On July 2, 1936, Amelia Earhart disappeared over the South Pacific in her Lockheed Electra. She was on the last leg of her round-the-world flight from Miami to Howland Island. Earhart's disappearance, widely covered in the press and on the radio, captured the attention of the nation. She was one of the most well-known public figures of the 1930s with an uncanny resemblance to the boyish Charles Lindbergh. In the White House Eleanor Roosevelt closely followed the rescue efforts undertaken by the U.S. Navy. It was the most extensive sea search to date in U.S. history. Earhart's remains, and those of her co-pilot, were never found.

Earhart's Lockheed Electra from Last Flight
"If you ever figure in any unusual exploit, be it a flight, a voyage in a small boat, or, say a channel swim," Earhart once remarked, "there's a publisher close behind you who is treading on your heels." In Earhart's case, George Putnam (the grandson of the publisher G.P. Putnam), was the man shadowing her every move. Putnam, who married Earhart in 1931, manipulated her public-speaking engagements, lecture tours and writing assignments and raised money for her flights. A master of promotion, he seized every opportunity to publicize his wife's career. They were an early celebrity couple.
World Flight was the original title of the manuscript Earhart had promised her publishers to celebrate her record-breaking flight. It would have been her third book. After her death, Putnam basted the work together from Earhart's dispatches, notes and log-books scribbled in the cockpit as she flew over four continents.
Earhart was realistic about the hazards of flight and expressed uncertainty about completing the journey. It was going to be a feat of extreme navigational skill to locate a two-mile long sandbar in the South Pacific. Earhart's last radio contact was received on July 2 at 3:20 p.m. She had half an hour's fuel supply left. "I have a feeling there is just one more flight in my system," she had told Putnam. "This trip is it."

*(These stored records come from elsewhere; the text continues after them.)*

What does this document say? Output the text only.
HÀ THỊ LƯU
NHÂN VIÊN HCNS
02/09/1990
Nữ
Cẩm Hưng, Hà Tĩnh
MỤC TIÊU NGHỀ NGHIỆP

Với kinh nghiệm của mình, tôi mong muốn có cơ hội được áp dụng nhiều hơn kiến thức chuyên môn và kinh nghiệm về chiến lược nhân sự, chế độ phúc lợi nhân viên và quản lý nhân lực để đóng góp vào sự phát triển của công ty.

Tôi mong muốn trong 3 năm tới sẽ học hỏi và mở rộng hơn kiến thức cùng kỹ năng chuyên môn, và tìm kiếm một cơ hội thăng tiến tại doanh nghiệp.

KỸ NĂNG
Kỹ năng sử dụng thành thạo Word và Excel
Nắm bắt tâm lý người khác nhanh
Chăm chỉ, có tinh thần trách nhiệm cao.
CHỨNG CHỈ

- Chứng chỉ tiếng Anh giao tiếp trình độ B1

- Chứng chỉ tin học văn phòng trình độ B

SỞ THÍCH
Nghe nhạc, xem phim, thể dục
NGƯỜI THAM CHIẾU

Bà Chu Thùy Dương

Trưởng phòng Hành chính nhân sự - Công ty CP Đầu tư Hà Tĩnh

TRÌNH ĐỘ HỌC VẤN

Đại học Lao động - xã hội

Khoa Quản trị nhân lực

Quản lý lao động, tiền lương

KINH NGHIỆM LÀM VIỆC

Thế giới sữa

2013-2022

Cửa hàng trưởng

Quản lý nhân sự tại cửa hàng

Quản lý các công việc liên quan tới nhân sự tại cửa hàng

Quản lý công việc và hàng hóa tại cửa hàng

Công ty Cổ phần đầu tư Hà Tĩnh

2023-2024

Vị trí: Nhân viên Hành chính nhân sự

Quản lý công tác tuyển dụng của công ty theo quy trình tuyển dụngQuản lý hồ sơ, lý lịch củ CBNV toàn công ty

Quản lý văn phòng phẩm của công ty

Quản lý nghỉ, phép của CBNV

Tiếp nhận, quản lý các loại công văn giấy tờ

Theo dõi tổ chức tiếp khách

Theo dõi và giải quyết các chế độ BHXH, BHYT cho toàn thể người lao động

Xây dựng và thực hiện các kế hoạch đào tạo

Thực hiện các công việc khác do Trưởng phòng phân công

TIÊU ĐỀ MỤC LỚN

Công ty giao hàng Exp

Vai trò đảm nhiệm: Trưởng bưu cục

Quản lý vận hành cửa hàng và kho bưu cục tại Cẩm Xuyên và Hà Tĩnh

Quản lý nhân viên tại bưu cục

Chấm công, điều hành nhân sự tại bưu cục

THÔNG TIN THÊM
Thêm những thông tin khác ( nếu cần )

Robert Josephy (1903–1993) was one of the great American book designers and typographers of the 1930s and 1940s. He is known for a design style that was clean and straightforward. His typography was equally pure, the antithesis of baroque. Josephy, who worked for Alfred A. Knopf until 1925, left his mark on books by T.S. Eliot, William Carlos Williams, Virginia Woolf and E.M. Forster.